Obama makes racist remark

Black Republicans Demand Obama 'Bus' Apology
By: David A. Patten

Black Republican leaders are demanding that President Barack Obama apologize for what they consider a racially insensitive remark that he made on the campaign trail this weekend. During a campaign swing the president said, "We don't mind the Republicans joining us. They can come for a ride, but they gotta sit in back."

Dr. Timothy F. Johnson, the black Republican who heads the National Black Republican Association, told Newsmax in an e-mail Wednesday that Obama should immediately apologize for the offensive reference to the Jim Crow era.

"Once again the president is perpetuating the racism that exists, and [is] portrayed by the so-called Civil Rights organizations and their leaders," Johnson stated. "Americans are sick and tired of these divisive statements the president continues to make," he added. "Our first objective is November 2, 2010. "Next is to find the next president of the United States, and retire President Obama to Chicago, Hawaii, or Kenya in Nov. 2012," stated Johnson.

Johnson is not alone in finding the president's "sit in back" remark offensive. What if a Republican president had made such a remark? asked Fox News contributor Monica Crowley. She said it would have triggered an uproar from Al Sharpton and Jesse Jackson. "I think after the Civil Rights movement of the 1960s, riding in the back certainly does have some Civil Rights and racial overtones to it, and you can't tell me the president of the United States wasn't aware of it when he said it," Crowley said Wednesday on Fox News. "I found his comment there appalling [and] I found his refusal to address it in a straightforward way also appalling."

The "sit in back" remark is part of a pattern of increasingly divisive rhetoric from the president in the run up to the midterm elections, Crowley said. In one recent example, on Monday President Obama urged Latinos to "punish our enemies" during a Univision broadcast. “If Latinos sit out the election," Obama said, "instead of saying, ‘We’re gonna punish our enemies and we’re gonna reward our friends who stand with us on issues that are important to us,’ if they don’t see that kind of upsurge in voting in this election, then I think it’s gonna be harder . . . "

Crowley added: "This is nothing new.

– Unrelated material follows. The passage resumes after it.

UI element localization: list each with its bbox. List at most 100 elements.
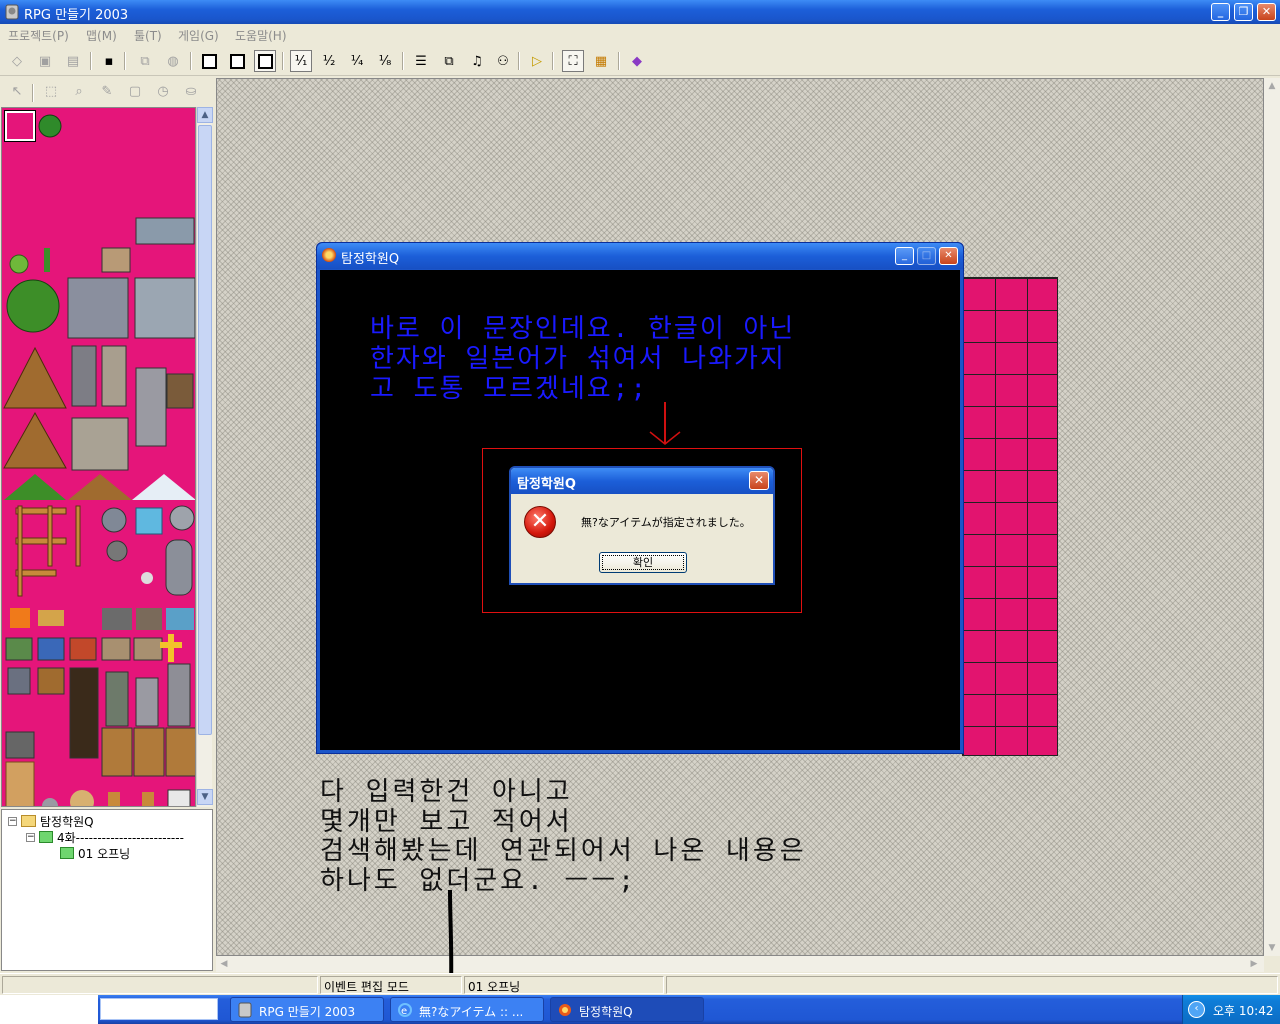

Ever since this man became president nearly two years ago now, he has constantly used this kind of incredibly divisive rhetoric. He seems to forget that he's no longer campaigning. "He's the president of the United States. The president is supposed to be the president of all the people, even those who disagree with his agenda and who disagree with him," Crowley said.

White House press secretary Robert Gibbs did not shy away from the controversial "sit in back" statement when asked about it in a press briefing. He portrayed it as part of the ongoing metaphor that the president has used to assert Republicans drove the economy into a ditch. “The president said this weekend that the Republicans are going to ride in the back and the middle class will be in the passenger’s seat,” Gibbs said.

In a none-too-subtle jab he added: “We’re certainly concerned with backseat driving.”